- Что там?
- Пять человек. Все ранены. Три пулемёта. Все лежат на гранатах.
- Гвозди бы из таких людей делать! Брасень, раздай спирт, что остался. Это, ребята, и есть "наш последний и решительный бой"! Для меня честь узнать вас, воевать рядом с вами!
- Спасибо, командир!
- Федя, как там связь?
- Есть, пока.
Федя ранен в голову - осколок снял ему часть скальпа. Один связист убит, второй - контужен - из ушей кровь течёт. Берёг их, берёг, а не уберёг.
- Федь, а сколько времени?
Он поднял руку, потряс часы, потом снял их и выкинул. Красноречиво.
- И у меня так. Ни одни часы дольше одного боя не живут.
- У меня такой бой первый. Я с ноября воюю, но чтобы так!...

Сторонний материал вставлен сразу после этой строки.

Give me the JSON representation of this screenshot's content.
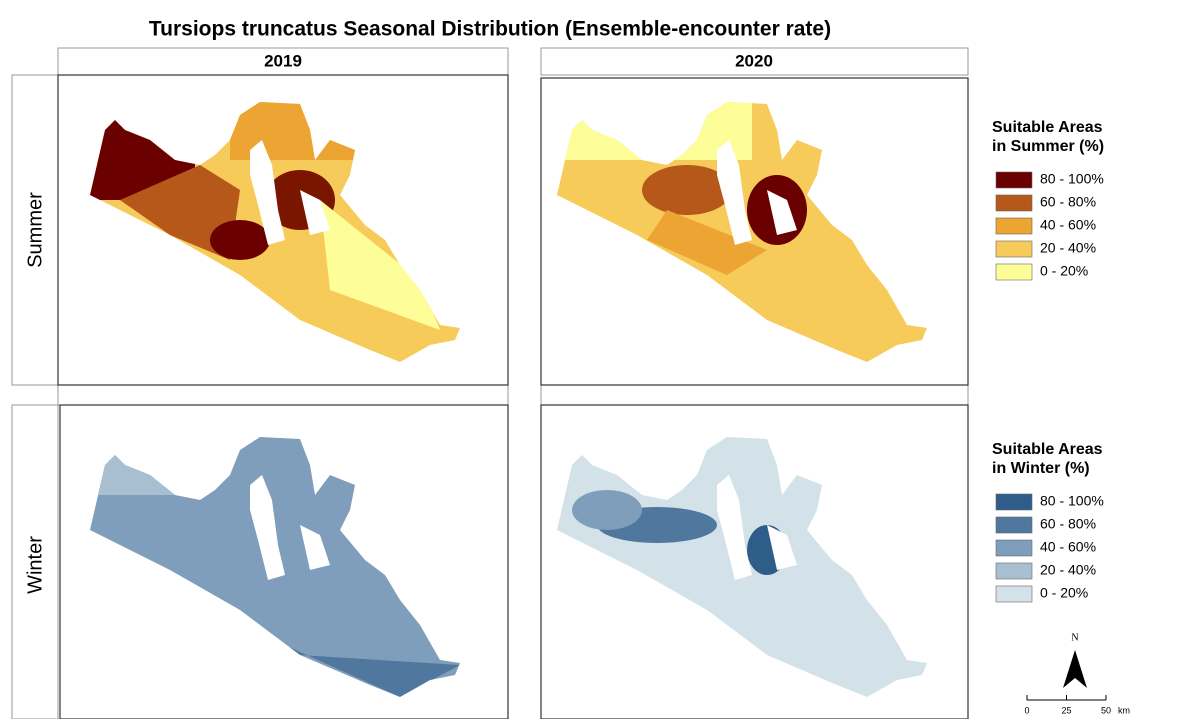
{
  "title": "Tursiops truncatus Seasonal Distribution (Ensemble-encounter rate)",
  "columns": [
    "2019",
    "2020"
  ],
  "rows": [
    "Summer",
    "Winter"
  ],
  "legends": [
    {
      "title_lines": [
        "Suitable Areas",
        "in Summer (%)"
      ],
      "items": [
        {
          "label": "80 - 100%",
          "color": "#6b0000"
        },
        {
          "label": "60 - 80%",
          "color": "#b5581a"
        },
        {
          "label": "40 - 60%",
          "color": "#eca432"
        },
        {
          "label": "20 - 40%",
          "color": "#f7cb5a"
        },
        {
          "label": "0 - 20%",
          "color": "#fefe98"
        }
      ]
    },
    {
      "title_lines": [
        "Suitable Areas",
        "in Winter (%)"
      ],
      "items": [
        {
          "label": "80 - 100%",
          "color": "#2e5d8a"
        },
        {
          "label": "60 - 80%",
          "color": "#50779d"
        },
        {
          "label": "40 - 60%",
          "color": "#7f9ebb"
        },
        {
          "label": "20 - 40%",
          "color": "#a7bfd1"
        },
        {
          "label": "0 - 20%",
          "color": "#d3e2e9"
        }
      ]
    }
  ],
  "north_arrow": "N",
  "scale_bar": {
    "ticks": [
      0,
      25,
      50
    ],
    "unit": "km"
  }
}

- А у меня других не бывает. Только такие.
- Как же ты выжил?
- Ты на рожу мою глянь. Я в баню вошёл, ребята мыться перестали.
- Что так?
- Это ты у них спроси.
- Я его как увидел... - это Ваня, - Мне в парилке холодно стало. Места живого нет. Шрам на шраме. Не дай Бог!...
- Что-то немец не идёт нас добивать?
- Так это же хорошо.
- Что хорошего? Затевает опять какую-нибудь каверзу. Путеец тоже не стреляет. Или я не слышу?

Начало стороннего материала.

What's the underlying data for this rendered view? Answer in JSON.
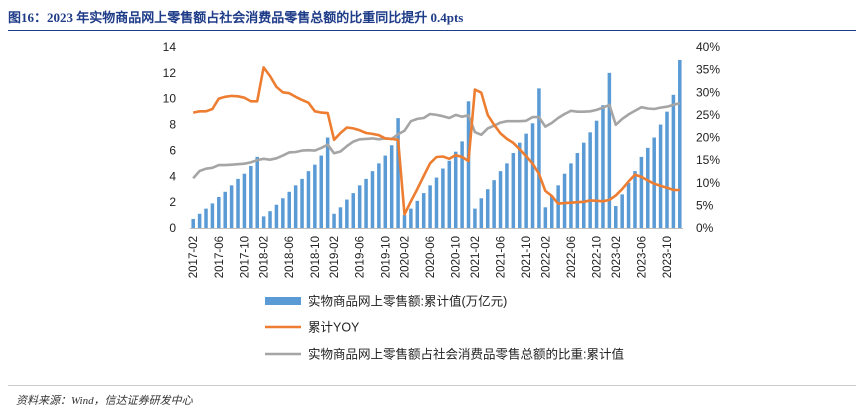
{
  "figure": {
    "title": "图16：2023 年实物商品网上零售额占社会消费品零售总额的比重同比提升 0.4pts",
    "source": "资料来源：Wind，信达证券研发中心"
  },
  "colors": {
    "title": "#1f3c88",
    "bars": "#5b9bd5",
    "yoy": "#ed7d31",
    "share": "#a5a5a5"
  },
  "chart_data": {
    "type": "bar+line",
    "x": [
      "2017-02",
      "2017-03",
      "2017-04",
      "2017-05",
      "2017-06",
      "2017-07",
      "2017-08",
      "2017-09",
      "2017-10",
      "2017-11",
      "2017-12",
      "2018-02",
      "2018-03",
      "2018-04",
      "2018-05",
      "2018-06",
      "2018-07",
      "2018-08",
      "2018-09",
      "2018-10",
      "2018-11",
      "2018-12",
      "2019-02",
      "2019-03",
      "2019-04",
      "2019-05",
      "2019-06",
      "2019-07",
      "2019-08",
      "2019-09",
      "2019-10",
      "2019-11",
      "2019-12",
      "2020-02",
      "2020-03",
      "2020-04",
      "2020-05",
      "2020-06",
      "2020-07",
      "2020-08",
      "2020-09",
      "2020-10",
      "2020-11",
      "2020-12",
      "2021-02",
      "2021-03",
      "2021-04",
      "2021-05",
      "2021-06",
      "2021-07",
      "2021-08",
      "2021-09",
      "2021-10",
      "2021-11",
      "2021-12",
      "2022-02",
      "2022-03",
      "2022-04",
      "2022-05",
      "2022-06",
      "2022-07",
      "2022-08",
      "2022-09",
      "2022-10",
      "2022-11",
      "2022-12",
      "2023-02",
      "2023-03",
      "2023-04",
      "2023-05",
      "2023-06",
      "2023-07",
      "2023-08",
      "2023-09",
      "2023-10",
      "2023-11",
      "2023-12"
    ],
    "x_tick_labels": [
      "2017-02",
      "2017-06",
      "2017-10",
      "2018-02",
      "2018-06",
      "2018-10",
      "2019-02",
      "2019-06",
      "2019-10",
      "2020-02",
      "2020-06",
      "2020-10",
      "2021-02",
      "2021-06",
      "2021-10",
      "2022-02",
      "2022-06",
      "2022-10",
      "2023-02",
      "2023-06",
      "2023-10"
    ],
    "y_left": {
      "min": 0,
      "max": 14,
      "ticks": [
        "0",
        "2",
        "4",
        "6",
        "8",
        "10",
        "12",
        "14"
      ]
    },
    "y_right": {
      "min": 0,
      "max": 40,
      "ticks": [
        "0%",
        "5%",
        "10%",
        "15%",
        "20%",
        "25%",
        "30%",
        "35%",
        "40%"
      ]
    },
    "series": [
      {
        "name": "实物商品网上零售额:累计值(万亿元)",
        "type": "bar",
        "axis": "left",
        "values": [
          0.7,
          1.1,
          1.5,
          1.9,
          2.4,
          2.8,
          3.3,
          3.8,
          4.2,
          4.8,
          5.5,
          0.9,
          1.3,
          1.8,
          2.3,
          2.8,
          3.3,
          3.8,
          4.4,
          4.9,
          5.6,
          7.0,
          1.1,
          1.6,
          2.2,
          2.7,
          3.3,
          3.8,
          4.4,
          5.0,
          5.6,
          6.4,
          8.5,
          1.0,
          1.5,
          2.1,
          2.7,
          3.3,
          3.9,
          4.6,
          5.2,
          5.9,
          6.7,
          9.8,
          1.5,
          2.3,
          3.0,
          3.7,
          4.4,
          5.0,
          5.8,
          6.6,
          7.3,
          8.1,
          10.8,
          1.6,
          2.5,
          3.3,
          4.2,
          5.0,
          5.8,
          6.6,
          7.4,
          8.3,
          9.5,
          12.0,
          1.7,
          2.6,
          3.5,
          4.4,
          5.5,
          6.2,
          7.0,
          8.0,
          9.0,
          10.3,
          13.0
        ]
      },
      {
        "name": "累计YOY",
        "type": "line",
        "axis": "right",
        "values": [
          25.5,
          25.8,
          25.8,
          26.3,
          28.6,
          29.0,
          29.2,
          29.1,
          28.8,
          28.0,
          28.0,
          35.5,
          33.6,
          31.2,
          30.0,
          29.8,
          29.0,
          28.3,
          27.7,
          25.8,
          25.5,
          25.4,
          19.5,
          21.0,
          22.2,
          22.0,
          21.6,
          21.0,
          20.8,
          20.5,
          19.8,
          19.7,
          19.5,
          3.0,
          5.9,
          8.6,
          11.5,
          14.3,
          15.7,
          15.8,
          15.3,
          16.1,
          15.7,
          14.8,
          30.6,
          29.9,
          25.0,
          22.8,
          20.9,
          19.7,
          18.8,
          17.4,
          15.9,
          14.2,
          12.0,
          8.2,
          7.1,
          5.4,
          5.5,
          5.6,
          5.7,
          5.8,
          6.1,
          6.0,
          5.9,
          6.2,
          7.2,
          8.6,
          10.3,
          11.8,
          11.3,
          10.5,
          9.8,
          9.3,
          8.9,
          8.4,
          8.4
        ]
      },
      {
        "name": "实物商品网上零售额占社会消费品零售总额的比重:累计值",
        "type": "line",
        "axis": "right",
        "values": [
          11.0,
          12.6,
          13.1,
          13.3,
          13.9,
          13.9,
          14.0,
          14.1,
          14.2,
          14.5,
          15.0,
          15.3,
          15.1,
          15.4,
          16.0,
          16.7,
          16.8,
          17.1,
          17.2,
          17.1,
          17.7,
          18.4,
          16.5,
          16.9,
          18.1,
          19.1,
          19.6,
          19.7,
          19.8,
          19.6,
          19.8,
          19.7,
          20.7,
          21.5,
          23.6,
          24.1,
          24.3,
          25.2,
          25.0,
          24.7,
          24.3,
          25.0,
          24.6,
          24.9,
          21.2,
          20.6,
          22.0,
          22.6,
          23.3,
          23.6,
          23.6,
          23.6,
          23.7,
          24.5,
          24.5,
          22.4,
          23.2,
          24.3,
          25.2,
          25.9,
          25.7,
          25.7,
          25.8,
          26.1,
          26.6,
          27.2,
          22.8,
          24.1,
          25.1,
          25.9,
          26.7,
          26.4,
          26.3,
          26.6,
          26.8,
          27.2,
          27.6
        ]
      }
    ],
    "legend": {
      "position": "bottom"
    }
  }
}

- Не стреляет. А! Обед же! У них же война по расписанию. Завтрак, обед, ужин, сон. Не война, а смена на заводе.
- А ты, Федя, из рабочих?
- Ага! Инженер-технолог. Война началась, лейтенанта технических войск присвоили и на фронт. А артиллеристом я уже тут, на Московском фронте стал. Как комбат погиб, так и командую. Может, и нам жевнуть?
- Может, - кивнул я. Есть совсем не хотелось. Отвернулся, лёг на живот, на склон тёплой воронки, задумался.
Обед только, а от роты рожки да ножки остались. А надо до утра продержаться. Что-то не похоже, чтобы на той стороне дивизия готовилась к переправе. А может, как в том фильме, не будет переправы? Или будет, но не здесь? Вполне может быть. Странно, совсем никаких эмоций. Герой фильма смертельно обиделся на комдива, что он послал батальон на убой. На что обижаться? Это война. Тут все идут на убой. Мы сегодня, они - завтра.
А почему именно сутки надо держаться? Х-м! А, эти сутки полковник будет перегруппировываться, даст дивизии отдохнуть, а завтра вломит фрицам. А мы тут гробимся, чтобы в штаб армии доложить: "Веду бой за удержание плацдарма!" Его наверняка давят из Ставки: "Не ослаблять давления!" Вот так он и "не ослабляет". Хитро. А что, правильно. Учись! Хороший командир, своих жалеет. А штрафники - чужие. Всем - чужие. На то они и штрафники, чтобы их на такие задания посылать. Ну, а что? С математическо-бухгалтерской точки зрения бой можно признать удачным - двести штрафников в убытке, а в прибыток - сотни три немцев убито, одна самоходка, неизвестно сколько подавленных батарей. Нас тут атакует пара батальонов. А может и полк потрёпанный. Нормально. Ещё потрёпанней будет. Сейчас они ещё и резервы введут, засветят их, дивизия их орудиями причешет. Завтра немцам будет нечем парировать удары дивизии. Молодец, полковник! Быть тебе маршалом!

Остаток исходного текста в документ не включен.